The mucosal response to infection and regulation of mucosal immune responses

Answer 18

The major role of mucosal immunity is to protect against a huge variety of enteric pathogens

The response must be able to recognise and respond to any pathogen, but must not produce the same response to harmless antigens (eg food) or commensal organisms

The mucosal immune response has to balance these competing demands

Question 19

Enteric pathogens cause a local inflammatory response

Answer 19

The innate immune system is usually sufficient to eliminate the variety of gut infections that can take place

Pattern recognition receptors (PRRs) like the toll-like receptors (TLR) present on epithelial cells are important in this process

Ligation of TLR stimulates release of cytokines & chemokines which attract monocytes eosinophils and T cells out of the blood and the release of antimicrobial peptides

Tissue resident dendritic cells are also attracted
– Stimulation of costimulatory molecules on the dendritic cells overcomes their normally relatively unresponsive state in the gut

Question 20

pathogens can harness what processes?

Answer 20

The inflammatory response and M cell transport can be harnessed by pathogens to aid their entry into gut epithelia-eg Salmonella enterica

salmonellae enter and kill M cells, and then infect macrophages and epithelial cells

Question 21

The GIT is a major source of antigen

Answer 21

The majority of antigens in the intestinal tract come either from food or commensal bacteria not from pathogenic organisms.

These do not raise an immune response even though they should be considered as non-self since not in the thymus when T cells are educated.

This phenomenon is known as oral tolerance and attempts have been made to harness it for the treatment of autoimmune disease.

Question 22

how is the mucosal immune system is balanced

Answer 22

protective immunity and mucosal tolerance

BY:
antigens
primary Ig production
primary T cell response
response to antigen reexposure

Question 23

how is the balance of microorganisms in the gut?

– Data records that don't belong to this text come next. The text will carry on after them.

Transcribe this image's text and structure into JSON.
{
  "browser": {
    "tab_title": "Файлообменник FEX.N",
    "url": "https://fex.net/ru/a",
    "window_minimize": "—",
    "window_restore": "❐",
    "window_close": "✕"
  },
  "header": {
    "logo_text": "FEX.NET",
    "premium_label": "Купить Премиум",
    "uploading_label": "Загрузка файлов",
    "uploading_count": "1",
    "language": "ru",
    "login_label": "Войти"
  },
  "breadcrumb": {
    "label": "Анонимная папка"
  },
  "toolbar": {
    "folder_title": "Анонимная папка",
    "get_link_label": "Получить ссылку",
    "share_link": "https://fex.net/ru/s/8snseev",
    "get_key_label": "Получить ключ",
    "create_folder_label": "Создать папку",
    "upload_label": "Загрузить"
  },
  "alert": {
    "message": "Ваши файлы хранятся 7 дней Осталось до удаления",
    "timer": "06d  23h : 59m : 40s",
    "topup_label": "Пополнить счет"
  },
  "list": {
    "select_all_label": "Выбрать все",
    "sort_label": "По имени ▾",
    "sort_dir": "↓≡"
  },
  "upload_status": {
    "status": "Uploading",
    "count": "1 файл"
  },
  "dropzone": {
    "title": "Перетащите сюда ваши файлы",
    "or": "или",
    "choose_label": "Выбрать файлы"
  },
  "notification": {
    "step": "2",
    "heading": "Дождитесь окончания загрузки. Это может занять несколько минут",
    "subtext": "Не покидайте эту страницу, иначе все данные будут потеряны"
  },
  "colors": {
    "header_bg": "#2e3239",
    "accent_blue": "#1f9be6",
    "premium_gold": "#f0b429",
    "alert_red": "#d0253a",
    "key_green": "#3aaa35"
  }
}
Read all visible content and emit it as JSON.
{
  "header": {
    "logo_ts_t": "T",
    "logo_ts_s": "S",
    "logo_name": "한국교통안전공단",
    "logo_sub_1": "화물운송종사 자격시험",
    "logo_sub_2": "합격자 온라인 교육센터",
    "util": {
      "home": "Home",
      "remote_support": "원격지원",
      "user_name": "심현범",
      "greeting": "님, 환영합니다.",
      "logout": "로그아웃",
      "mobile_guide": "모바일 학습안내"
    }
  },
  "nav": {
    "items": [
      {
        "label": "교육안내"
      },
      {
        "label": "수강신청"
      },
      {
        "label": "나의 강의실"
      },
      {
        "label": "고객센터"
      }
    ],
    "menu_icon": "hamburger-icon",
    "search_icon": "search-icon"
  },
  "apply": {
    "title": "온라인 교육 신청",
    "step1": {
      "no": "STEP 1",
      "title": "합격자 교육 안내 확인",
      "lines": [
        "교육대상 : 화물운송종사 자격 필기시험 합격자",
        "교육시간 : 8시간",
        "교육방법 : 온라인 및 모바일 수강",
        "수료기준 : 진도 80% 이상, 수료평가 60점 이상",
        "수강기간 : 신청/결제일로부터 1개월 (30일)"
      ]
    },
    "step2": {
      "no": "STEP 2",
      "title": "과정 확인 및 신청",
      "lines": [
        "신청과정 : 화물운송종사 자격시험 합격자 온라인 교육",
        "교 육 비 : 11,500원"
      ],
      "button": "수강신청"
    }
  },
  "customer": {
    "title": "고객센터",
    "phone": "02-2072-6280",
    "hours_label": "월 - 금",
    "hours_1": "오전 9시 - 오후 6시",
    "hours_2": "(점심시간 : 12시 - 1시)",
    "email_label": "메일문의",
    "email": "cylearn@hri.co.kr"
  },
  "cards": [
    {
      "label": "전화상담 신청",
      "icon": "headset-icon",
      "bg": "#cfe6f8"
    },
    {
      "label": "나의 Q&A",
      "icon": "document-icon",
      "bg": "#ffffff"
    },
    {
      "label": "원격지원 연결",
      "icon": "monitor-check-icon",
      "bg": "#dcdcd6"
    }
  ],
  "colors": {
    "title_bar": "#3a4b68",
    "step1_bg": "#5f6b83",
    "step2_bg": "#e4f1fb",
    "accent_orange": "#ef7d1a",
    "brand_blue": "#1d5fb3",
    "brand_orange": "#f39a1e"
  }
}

and the role of dendritic cells?

Answer 23

Peaceful coexistance of commensal organisms in the gut

Mucosal dendritic cells regulate the balance between the induction of tolerance or immunity in the intestine

Question 24

Reasons for a lack of response to food and commensals

Answer 24

The commensal organisms and food antigens do not carry the danger signals recognised by the TLRs on the surface of macrophages and dendritic cells (PAMPs).

Hence they do not stimulate an inflammatory response which is necessary to generate an immune response.

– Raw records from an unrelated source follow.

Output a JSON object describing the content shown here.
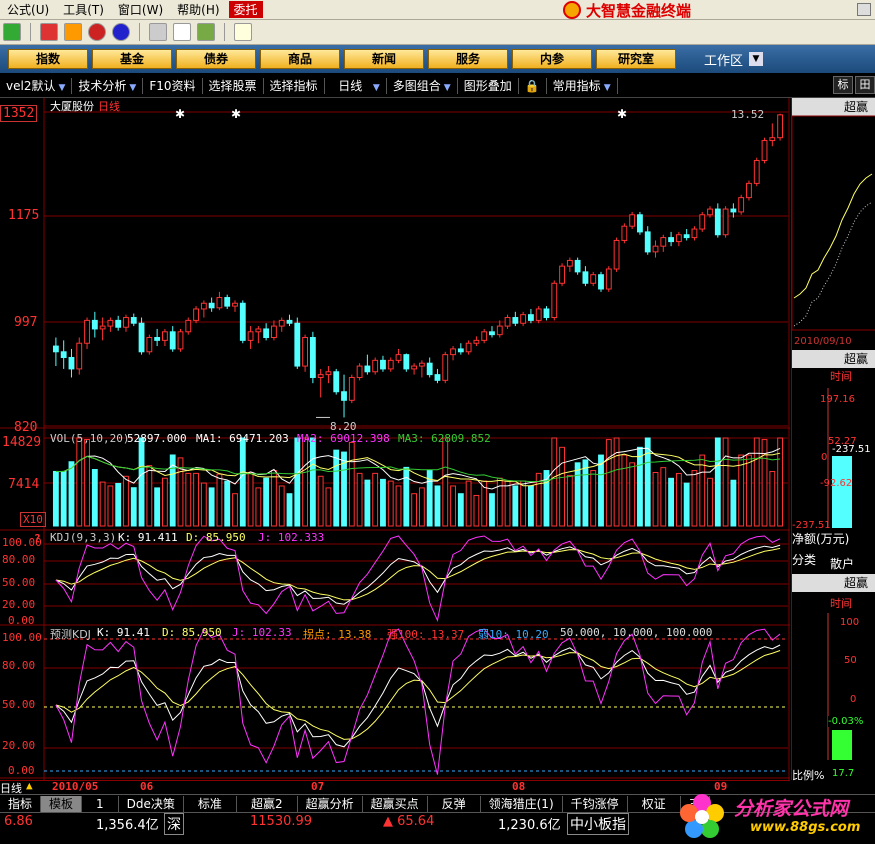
{
  "menu": [
    {
      "label": "公式",
      "key": "(U)",
      "name": "menu-formula"
    },
    {
      "label": "工具",
      "key": "(T)",
      "name": "menu-tools"
    },
    {
      "label": "窗口",
      "key": "(W)",
      "name": "menu-window"
    },
    {
      "label": "帮助",
      "key": "(H)",
      "name": "menu-help"
    }
  ],
  "menu_entrust": "委托",
  "brand_title": "大智慧金融终端",
  "categories": [
    "指数",
    "基金",
    "债券",
    "商品",
    "新闻",
    "服务",
    "内参",
    "研究室"
  ],
  "workarea": "工作区",
  "funcs": [
    {
      "label": "vel2默认",
      "dd": true
    },
    {
      "label": "技术分析",
      "dd": true
    },
    {
      "label": "F10资料",
      "dd": false
    },
    {
      "label": "选择股票",
      "dd": false
    },
    {
      "label": "选择指标",
      "dd": false
    },
    {
      "label": "日线",
      "dd": true
    },
    {
      "label": "多图组合",
      "dd": true
    },
    {
      "label": "图形叠加",
      "dd": false
    },
    {
      "label": "常用指标",
      "dd": true
    }
  ],
  "fn_right": [
    "标",
    "田"
  ],
  "chart": {
    "stock_name": "大厦股份",
    "period": "日线",
    "price_axis": {
      "top": "1352",
      "t1": "1175",
      "t2": "997",
      "bottom": "820"
    },
    "high_note": "13.52",
    "low_note": "8.20",
    "candles": [
      [
        9.45,
        9.6,
        9.1,
        9.35
      ],
      [
        9.35,
        9.55,
        9.05,
        9.25
      ],
      [
        9.25,
        9.4,
        8.9,
        9.05
      ],
      [
        9.05,
        9.6,
        8.95,
        9.5
      ],
      [
        9.5,
        9.95,
        9.4,
        9.9
      ],
      [
        9.9,
        10.05,
        9.6,
        9.75
      ],
      [
        9.75,
        9.95,
        9.55,
        9.8
      ],
      [
        9.8,
        9.95,
        9.7,
        9.9
      ],
      [
        9.9,
        9.98,
        9.72,
        9.78
      ],
      [
        9.78,
        10.0,
        9.7,
        9.95
      ],
      [
        9.95,
        10.02,
        9.8,
        9.85
      ],
      [
        9.85,
        9.95,
        9.3,
        9.35
      ],
      [
        9.35,
        9.65,
        9.3,
        9.6
      ],
      [
        9.6,
        9.75,
        9.45,
        9.55
      ],
      [
        9.55,
        9.75,
        9.45,
        9.7
      ],
      [
        9.7,
        9.8,
        9.35,
        9.4
      ],
      [
        9.4,
        9.75,
        9.35,
        9.7
      ],
      [
        9.7,
        9.95,
        9.65,
        9.9
      ],
      [
        9.9,
        10.15,
        9.85,
        10.1
      ],
      [
        10.1,
        10.25,
        9.95,
        10.2
      ],
      [
        10.2,
        10.3,
        10.05,
        10.12
      ],
      [
        10.12,
        10.4,
        10.08,
        10.3
      ],
      [
        10.3,
        10.35,
        10.1,
        10.15
      ],
      [
        10.15,
        10.25,
        10.05,
        10.2
      ],
      [
        10.2,
        10.25,
        9.5,
        9.55
      ],
      [
        9.55,
        9.8,
        9.4,
        9.7
      ],
      [
        9.7,
        9.8,
        9.5,
        9.75
      ],
      [
        9.75,
        9.85,
        9.55,
        9.6
      ],
      [
        9.6,
        9.9,
        9.55,
        9.8
      ],
      [
        9.8,
        9.95,
        9.7,
        9.9
      ],
      [
        9.9,
        10.0,
        9.8,
        9.85
      ],
      [
        9.85,
        9.95,
        9.05,
        9.1
      ],
      [
        9.1,
        9.65,
        9.0,
        9.6
      ],
      [
        9.6,
        9.7,
        8.8,
        8.9
      ],
      [
        8.9,
        9.05,
        8.55,
        8.95
      ],
      [
        8.95,
        9.1,
        8.8,
        9.0
      ],
      [
        9.0,
        9.05,
        8.6,
        8.65
      ],
      [
        8.65,
        8.95,
        8.2,
        8.5
      ],
      [
        8.5,
        8.95,
        8.45,
        8.9
      ],
      [
        8.9,
        9.15,
        8.85,
        9.1
      ],
      [
        9.1,
        9.3,
        8.95,
        9.0
      ],
      [
        9.0,
        9.25,
        8.95,
        9.2
      ],
      [
        9.2,
        9.28,
        9.0,
        9.05
      ],
      [
        9.05,
        9.25,
        9.0,
        9.2
      ],
      [
        9.2,
        9.4,
        9.15,
        9.3
      ],
      [
        9.3,
        9.32,
        9.0,
        9.05
      ],
      [
        9.05,
        9.15,
        8.95,
        9.1
      ],
      [
        9.1,
        9.2,
        8.9,
        9.15
      ],
      [
        9.15,
        9.25,
        8.9,
        8.95
      ],
      [
        8.95,
        9.05,
        8.8,
        8.85
      ],
      [
        8.85,
        9.35,
        8.8,
        9.3
      ],
      [
        9.3,
        9.45,
        9.2,
        9.4
      ],
      [
        9.4,
        9.5,
        9.3,
        9.35
      ],
      [
        9.35,
        9.55,
        9.3,
        9.5
      ],
      [
        9.5,
        9.62,
        9.45,
        9.55
      ],
      [
        9.55,
        9.75,
        9.5,
        9.7
      ],
      [
        9.7,
        9.8,
        9.6,
        9.65
      ],
      [
        9.65,
        9.9,
        9.6,
        9.8
      ],
      [
        9.8,
        10.0,
        9.75,
        9.95
      ],
      [
        9.95,
        10.05,
        9.8,
        9.85
      ],
      [
        9.85,
        10.05,
        9.8,
        10.0
      ],
      [
        10.0,
        10.1,
        9.85,
        9.9
      ],
      [
        9.9,
        10.15,
        9.85,
        10.1
      ],
      [
        10.1,
        10.15,
        9.9,
        9.95
      ],
      [
        9.95,
        10.6,
        9.9,
        10.55
      ],
      [
        10.55,
        10.9,
        10.5,
        10.85
      ],
      [
        10.85,
        11.0,
        10.75,
        10.95
      ],
      [
        10.95,
        11.0,
        10.7,
        10.75
      ],
      [
        10.75,
        10.85,
        10.5,
        10.55
      ],
      [
        10.55,
        10.75,
        10.5,
        10.7
      ],
      [
        10.7,
        10.75,
        10.4,
        10.45
      ],
      [
        10.45,
        10.85,
        10.4,
        10.8
      ],
      [
        10.8,
        11.35,
        10.75,
        11.3
      ],
      [
        11.3,
        11.6,
        11.25,
        11.55
      ],
      [
        11.55,
        11.8,
        11.5,
        11.75
      ],
      [
        11.75,
        11.8,
        11.4,
        11.45
      ],
      [
        11.45,
        11.55,
        11.05,
        11.1
      ],
      [
        11.1,
        11.3,
        11.0,
        11.2
      ],
      [
        11.2,
        11.4,
        11.1,
        11.35
      ],
      [
        11.35,
        11.45,
        11.2,
        11.28
      ],
      [
        11.28,
        11.45,
        11.2,
        11.4
      ],
      [
        11.4,
        11.5,
        11.3,
        11.35
      ],
      [
        11.35,
        11.55,
        11.3,
        11.5
      ],
      [
        11.5,
        11.8,
        11.45,
        11.75
      ],
      [
        11.75,
        11.9,
        11.7,
        11.85
      ],
      [
        11.85,
        11.95,
        11.35,
        11.4
      ],
      [
        11.4,
        11.9,
        11.35,
        11.85
      ],
      [
        11.85,
        11.95,
        11.7,
        11.8
      ],
      [
        11.8,
        12.1,
        11.75,
        12.05
      ],
      [
        12.05,
        12.35,
        12.0,
        12.3
      ],
      [
        12.3,
        12.75,
        12.25,
        12.7
      ],
      [
        12.7,
        13.1,
        12.65,
        13.05
      ],
      [
        13.05,
        13.35,
        12.95,
        13.1
      ],
      [
        13.1,
        13.52,
        13.05,
        13.5
      ]
    ],
    "vol_header": {
      "name": "VOL(5,10,20)",
      "v0": "52897.000",
      "ma1": "MA1: 69471.203",
      "ma2": "MA2: 69012.398",
      "ma3": "MA3: 62809.852"
    },
    "vol_axis": {
      "top": "14829",
      "mid": "7414",
      "unit": "X10"
    },
    "kdj_header": {
      "name": "KDJ(9,3,3)",
      "k": "K: 91.411",
      "d": "D: 85.950",
      "j": "J: 102.333"
    },
    "kdj_axis": [
      "100.00",
      "80.00",
      "50.00",
      "20.00",
      "0.00"
    ],
    "pkdj_header": {
      "name": "预测KDJ",
      "k": "K: 91.41",
      "d": "D: 85.950",
      "j": "J: 102.33",
      "turn": "拐点: 13.38",
      "strong": "强100: 13.37",
      "weak": "弱10: 10.20",
      "tail": "50.000, 10.000, 100.000"
    },
    "pkdj_axis": [
      "100.00",
      "80.00",
      "50.00",
      "20.00",
      "0.00"
    ],
    "dates": [
      "2010/05",
      "06",
      "07",
      "08",
      "09"
    ],
    "date_prefix": "日线",
    "colors": {
      "up": "#ff3333",
      "down": "#54ffff",
      "grid": "#800000",
      "k": "#ffffff",
      "d": "#ffff66",
      "j": "#ff33ff",
      "ma1": "#ffffff",
      "ma2": "#ffff66",
      "ma3": "#33cc33"
    }
  },
  "rpanel": {
    "h1": "超赢",
    "date": "2010/09/10",
    "h2": "超赢",
    "time_label": "时间",
    "axis1": [
      "197.16",
      "52.27",
      "0",
      "-92.62",
      "-237.51"
    ],
    "bar1_value": "-237.51",
    "net_label": "净额(万元)",
    "class_label": "分类",
    "retail_label": "散户",
    "h3": "超赢",
    "axis2": [
      "100",
      "50",
      "0"
    ],
    "pct_value": "-0.03%",
    "ratio_label": "比例%",
    "ratio_value": "17.7"
  },
  "tabs": [
    "指标",
    "模板",
    "1",
    "Dde决策",
    "标准",
    "超赢2",
    "超赢分析",
    "超赢买点",
    "反弹",
    "领海猎庄(1)",
    "千钧涨停",
    "权证",
    "三"
  ],
  "active_tab": "模板",
  "status": {
    "s1": "6.86",
    "s2": "1,356.4亿",
    "s3": "深",
    "s4": "11530.99",
    "s5": "▲ 65.64",
    "s6": "1,230.6亿",
    "s7": "中小板指"
  },
  "watermark": {
    "line1": "分析家公式网",
    "line2": "www.88gs.com"
  }
}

Commensal gut flora also inhibit the activation of dendritic cells, by production of molecules like prostaglandin- these cells give out weak co-stimulatory signals to CD4+ T cells making them differentiate into regulatory T cells and preventing them from activating to TH1 or TH2 cells.

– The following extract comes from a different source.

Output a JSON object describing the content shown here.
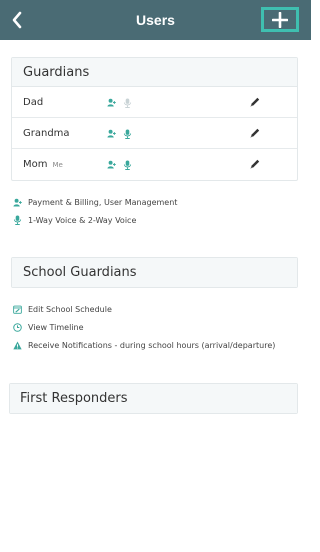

Regulatory CD4+ T cells generate anti inflammatory cytokines and stimulate an anti inflammatory local IgA response by class switching.

Question 25

Can oral tolerance be useful in a medical environment?

Answer 25

Production of oral/mucosal tolerance increases levels of TGFβ which has many immunosuppressive properties.

Generation of mucosal tolerance in animal models of inflammatory disease has protective properties for that disease eg experimentally induced arthritis and encephalomyelitis.

This raises the possibility of using induced oral tolerance in treatment of human inflammatory disease, though trials have not been very promising for the treatment of established disease.